Patients with significant midface hypoplasia will require surgery to advance their midface. This helps to better protect the eyes, treats obstructive sleep apnea, and improves the ability of the teeth to come together. This procedure is commonly done using the technique of distraction osteogenesis. The bones of the face are gradually advanced after surgery. Some patients will require an external distractor or “halo.” Others can be treated with internal distractor devices that are buried under the skin. Your surgeon may elect to treat your child with different procedures including a Le Fort III osteotomy, monobloc osteotomy, or facial bipartition osteotomy. Your surgeon will discuss these procedures with you to select the best operation for your child. Midface advancement is commonly done after a child is 7-8 years old. Delaying surgery decreases the chances it will need to be repeated.

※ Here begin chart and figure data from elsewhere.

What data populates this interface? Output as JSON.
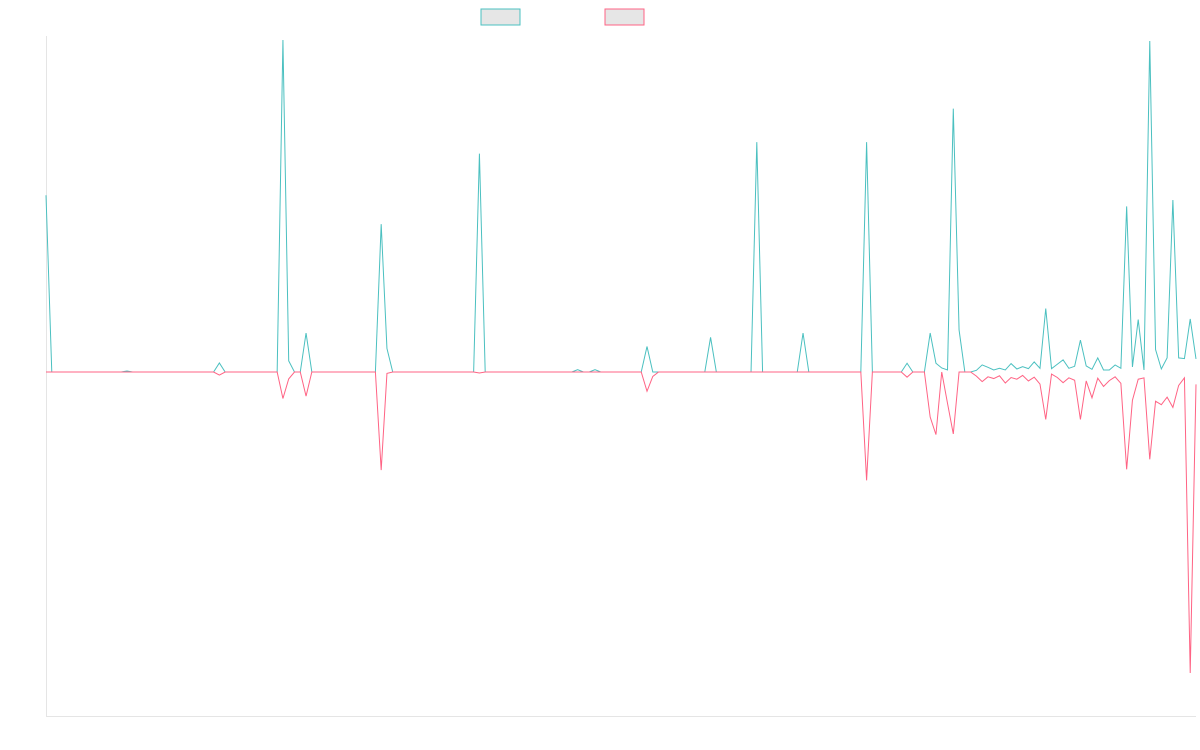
{
  "colors": {
    "series_a": "#4bc0c0",
    "series_b": "#ff6384",
    "legend_fill": "#e6e6e6",
    "axis": "#e5e5e5"
  },
  "chart_data": {
    "type": "line",
    "title": "",
    "xlabel": "",
    "ylabel": "",
    "ylim": [
      -100,
      100
    ],
    "grid": false,
    "legend_position": "top",
    "x_count": 200,
    "series": [
      {
        "name": "",
        "color": "#4bc0c0",
        "values": [
          52.6,
          0.0,
          0.0,
          0.0,
          0.0,
          0.0,
          0.0,
          0.0,
          0.0,
          0.0,
          0.0,
          0.0,
          0.0,
          0.0,
          0.3,
          0.0,
          0.0,
          0.0,
          0.0,
          0.0,
          0.0,
          0.0,
          0.0,
          0.0,
          0.0,
          0.0,
          0.0,
          0.0,
          0.0,
          0.0,
          2.7,
          0.0,
          0.0,
          0.0,
          0.0,
          0.0,
          0.0,
          0.0,
          0.0,
          0.0,
          0.0,
          98.8,
          3.3,
          0.0,
          0.0,
          11.6,
          0.0,
          0.0,
          0.0,
          0.0,
          0.0,
          0.0,
          0.0,
          0.0,
          0.0,
          0.0,
          0.0,
          0.0,
          0.0,
          0.0,
          0.0,
          0.0,
          0.0,
          0.0,
          0.0,
          0.0,
          0.0,
          0.0,
          0.0,
          0.0,
          0.0,
          0.0,
          0.0,
          0.0,
          0.0,
          0.0,
          0.0,
          0.0,
          0.0,
          0.0,
          0.0,
          0.0,
          0.0,
          0.0,
          0.0,
          0.0,
          0.0,
          0.0,
          0.0,
          0.0,
          0.0,
          0.0,
          0.0,
          0.0,
          0.0,
          0.0,
          0.0,
          0.0,
          0.0,
          0.0
        ]
      },
      {
        "name": "",
        "color": "#ff6384",
        "values": [
          0.0,
          0.0,
          0.0,
          0.0,
          0.0,
          0.0,
          0.0,
          0.0,
          0.0,
          0.0,
          0.0,
          0.0,
          0.0,
          0.0,
          0.0,
          0.0,
          0.0,
          0.0,
          0.0,
          0.0,
          0.0,
          0.0,
          0.0,
          0.0,
          0.0,
          0.0,
          0.0,
          0.0,
          0.0,
          0.0,
          -0.9,
          0.0,
          0.0,
          0.0,
          0.0,
          0.0,
          0.0,
          0.0,
          0.0,
          0.0,
          0.0,
          -7.7,
          -2.0,
          0.0,
          0.0,
          -7.0,
          0.0,
          0.0,
          0.0,
          0.0,
          0.0,
          0.0,
          0.0,
          0.0,
          0.0,
          0.0,
          0.0,
          0.0,
          0.0,
          0.0,
          0.0,
          0.0,
          0.0,
          0.0,
          0.0,
          0.0,
          0.0,
          0.0,
          0.0,
          0.0,
          0.0,
          0.0,
          0.0,
          0.0,
          0.0,
          0.0,
          0.0,
          0.0,
          0.0,
          0.0,
          0.0,
          0.0,
          0.0,
          0.0,
          0.0,
          0.0,
          0.0,
          0.0,
          0.0,
          0.0,
          0.0,
          0.0,
          0.0,
          0.0,
          0.0,
          0.0,
          0.0,
          0.0,
          0.0,
          0.0
        ]
      }
    ],
    "spikes": {
      "series_a": [
        [
          58,
          44.0
        ],
        [
          59,
          7.0
        ],
        [
          75,
          65.0
        ],
        [
          92,
          0.7
        ],
        [
          95,
          0.7
        ],
        [
          101,
          0.0
        ],
        [
          104,
          7.6
        ],
        [
          115,
          10.3
        ],
        [
          123,
          68.4
        ],
        [
          131,
          11.6
        ],
        [
          142,
          68.4
        ],
        [
          149,
          2.6
        ],
        [
          153,
          11.6
        ],
        [
          154,
          2.6
        ],
        [
          155,
          1.2
        ],
        [
          156,
          0.6
        ],
        [
          157,
          78.4
        ],
        [
          158,
          12.5
        ],
        [
          159,
          0.0
        ],
        [
          166,
          0.6
        ],
        [
          173,
          18.9
        ],
        [
          174,
          1.0
        ],
        [
          181,
          0.8
        ],
        [
          183,
          0.6
        ],
        [
          184,
          0.6
        ],
        [
          190,
          0.6
        ],
        [
          191,
          98.5
        ],
        [
          192,
          6.7
        ],
        [
          193,
          0.9
        ],
        [
          195,
          51.2
        ],
        [
          196,
          4.2
        ],
        [
          197,
          4.0
        ],
        [
          198,
          15.8
        ],
        [
          199,
          3.9
        ],
        [
          200,
          12.8
        ]
      ],
      "series_b": [
        [
          58,
          -28.5
        ],
        [
          59,
          -0.4
        ],
        [
          75,
          -0.3
        ],
        [
          104,
          -5.6
        ],
        [
          105,
          -1.3
        ],
        [
          142,
          -31.5
        ],
        [
          149,
          -1.5
        ],
        [
          153,
          -13.1
        ],
        [
          154,
          -18.2
        ],
        [
          156,
          -9.1
        ],
        [
          157,
          -18.0
        ],
        [
          173,
          -13.8
        ],
        [
          174,
          -0.6
        ],
        [
          175,
          -1.6
        ],
        [
          191,
          -25.4
        ],
        [
          193,
          -9.5
        ],
        [
          195,
          -10.3
        ],
        [
          198,
          -87.5
        ],
        [
          199,
          -3.6
        ],
        [
          200,
          -1.1
        ]
      ],
      "series_a_tail": [
        0.5,
        2.1,
        1.4,
        0.6,
        1.1,
        1.8,
        2.5,
        0.9,
        1.6,
        1.0,
        3.0,
        1.1,
        0.5,
        1.3,
        2.3,
        3.6,
        1.1,
        1.7,
        9.5,
        1.8,
        2.8,
        4.2,
        1.5,
        3.6,
        2.1,
        1.1,
        49.3,
        1.5,
        15.6,
        2.6,
        1.8,
        7.8,
        8.3,
        4.2,
        1.3,
        2.1,
        3.2,
        19.4,
        3.8
      ],
      "series_b_tail": [
        -1.2,
        -2.8,
        -1.4,
        -1.9,
        -1.1,
        -3.2,
        -1.6,
        -2.1,
        -1.0,
        -2.6,
        -1.5,
        -3.5,
        -1.8,
        -2.3,
        -1.3,
        -3.1,
        -1.7,
        -2.4,
        -13.8,
        -2.6,
        -7.5,
        -1.8,
        -4.2,
        -2.5,
        -1.4,
        -3.3,
        -28.3,
        -8.2,
        -2.1,
        -1.7,
        -4.6,
        -8.5,
        -2.2,
        -7.3,
        -2.6,
        -3.9,
        -1.7,
        -8.3,
        -4.9
      ]
    }
  }
}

Many patients require orthognathic surgery (corrective jaw surgery) when they are finished growing to fix how their teeth fit together and improve their breathing and appearance. Commonly patients require a Le Fort I osteotomy to advance the upper jaw. Some patients would also benefit from an operation of the lower jaw to allow further advancement. Prior to surgery, your child will require 1-2 years of braces to improve the alignment of the teeth. Their orthodontist will usually continue braces for 6 months after surgery to fine-tune the alignment of the teeth. Patients must wear their retainers after surgery to prevent the teeth from shifting and compromising their outcome.
Patients with complex extremity deformities may require reconstructive surgery for these. Our plastic and orthopedic hand specialists will assist with evaluating and treating these conditions.